A decisão, contudo, ressalta que isso não representa uma declaração definitiva de que a conduta foi regular ou irregular. Segundo o magistrado, uma eventual apuração sobre o contexto completo do evento precisaria ocorrer por meio de procedimento próprio.

Nova denúncia

A decisão ocorre em meio a outro questionamento eleitoral recente envolvendo a campanha de Casarin.

Nesta semana, o candidato também foi alvo de denúncia apresentada pelo aplicativo Pardal após a divulgação de um vídeo em que um integrante de sua equipe aparece segurando uma lata de cerveja enquanto carregava uma bandeira de campanha. A denúncia apontava possível distribuição ou fornecimento de bebida alcoólica a eleitores.

Em decisão relacionada ao caso, o mesmo juiz afirmou que as imagens não comprovavam distribuição, fornecimento ou oferecimento de bebida a eleitores. O procedimento também foi extinto no âmbito do poder de polícia, mas os autos foram encaminhados ao Ministério Público Eleitoral para que o órgão avalie se há necessidade de investigação por outra via.

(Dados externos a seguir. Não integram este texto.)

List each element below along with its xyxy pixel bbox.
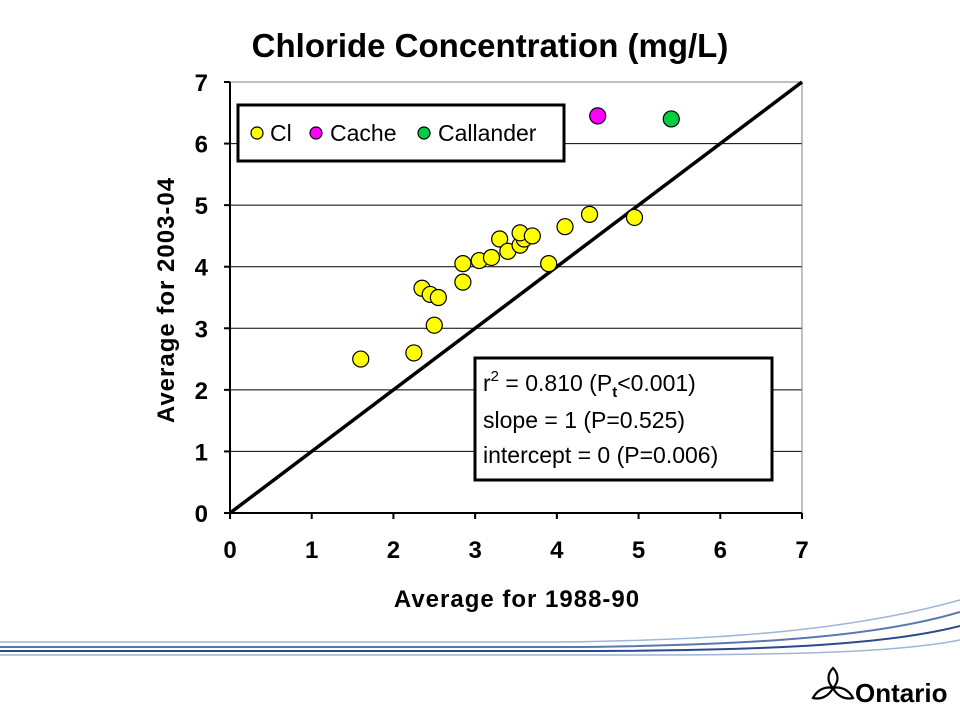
y-tick-label-3: 3 — [195, 316, 208, 343]
stats-intercept: intercept = 0 (P=0.006) — [483, 442, 718, 468]
x-tick-label-3: 3 — [468, 537, 481, 564]
y-ticks: 0 1 2 3 4 5 6 7 — [195, 70, 230, 528]
x-tick-label-0: 0 — [223, 537, 236, 564]
ontario-logo-text: Ontario — [855, 678, 947, 708]
x-axis-label: Average for 1988-90 — [394, 586, 640, 613]
point-cl-0 — [352, 350, 370, 368]
point-cl-18 — [580, 205, 599, 223]
stats-r2: r2 = 0.810 (Pt<0.001) — [483, 368, 696, 401]
point-cl-4 — [425, 316, 443, 334]
stats-box: r2 = 0.810 (Pt<0.001) slope = 1 (P=0.525… — [473, 356, 774, 482]
point-cl-16 — [540, 255, 558, 273]
x-tick-label-4: 4 — [550, 537, 564, 564]
point-cl-7 — [454, 255, 472, 273]
data-points — [352, 107, 680, 368]
y-tick-label-4: 4 — [195, 255, 209, 282]
point-callander-0 — [662, 110, 680, 128]
point-cl-5 — [429, 288, 447, 307]
reference-line — [228, 80, 804, 515]
x-ticks: 0 1 2 3 4 5 6 7 — [223, 513, 809, 564]
y-tick-label-0: 0 — [195, 501, 208, 528]
y-tick-label-7: 7 — [195, 70, 208, 97]
legend-label-cl: Cl — [270, 120, 292, 146]
trillium-icon — [811, 666, 855, 700]
x-tick-label-1: 1 — [305, 537, 318, 564]
y-tick-label-1: 1 — [195, 439, 208, 466]
point-cl-1 — [405, 344, 423, 362]
x-tick-label-2: 2 — [387, 537, 400, 564]
y-tick-label-6: 6 — [195, 132, 208, 159]
point-cl-10 — [491, 230, 509, 248]
y-tick-label-2: 2 — [195, 378, 208, 405]
y-axis-label: Average for 2003-04 — [153, 177, 180, 423]
legend-label-cache: Cache — [330, 120, 396, 146]
legend: Cl Cache Callander — [236, 103, 566, 163]
legend-label-callander: Callander — [438, 120, 537, 146]
legend-marker-cache — [309, 126, 323, 140]
footer-swoosh — [0, 599, 960, 656]
legend-marker-callander — [417, 126, 431, 140]
x-tick-label-6: 6 — [714, 537, 727, 564]
legend-marker-cl — [250, 126, 264, 140]
point-cl-15 — [523, 227, 541, 245]
point-cl-17 — [556, 218, 574, 236]
y-tick-label-5: 5 — [195, 193, 208, 220]
legend-box — [236, 103, 566, 163]
point-cl-9 — [482, 248, 501, 267]
point-cache-0 — [589, 107, 607, 125]
x-tick-label-5: 5 — [632, 537, 645, 564]
x-tick-label-7: 7 — [795, 537, 808, 564]
point-cl-19 — [625, 208, 644, 227]
point-cl-6 — [454, 273, 472, 291]
stats-box-frame — [473, 356, 774, 482]
stats-slope: slope = 1 (P=0.525) — [483, 407, 685, 433]
chart-title: Chloride Concentration (mg/L) — [252, 27, 729, 64]
ontario-logo: Ontario — [811, 666, 947, 708]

A Justiça destacou que uma eventual apuração sobre origem, custeio, destinatários e finalidade da bebida, caso existam outros elementos, deve ocorrer em procedimento próprio.

Embates

Casarin vem protagonizando outros episódios de disputa eleitoral em Sinop. No fim de agosto, ele e o candidato a deputado estadual Marcos Vinicius Borges (PSDB) trocaram acusações e ofensas nas redes sociais, em uma disputa que chegou à Justiça Eleitoral.

Em uma das decisões, o TRE-MT determinou a retirada de vídeos publicados por Marcos Vinicius nos quais Casarin era chamado de “Sargento Mentirin” e acusado de omissão diante de uma denúncia envolvendo divulgação de imagens íntimas. A Justiça apontou que não havia, nos autos, apuração que sustentasse a acusação feita contra o candidato.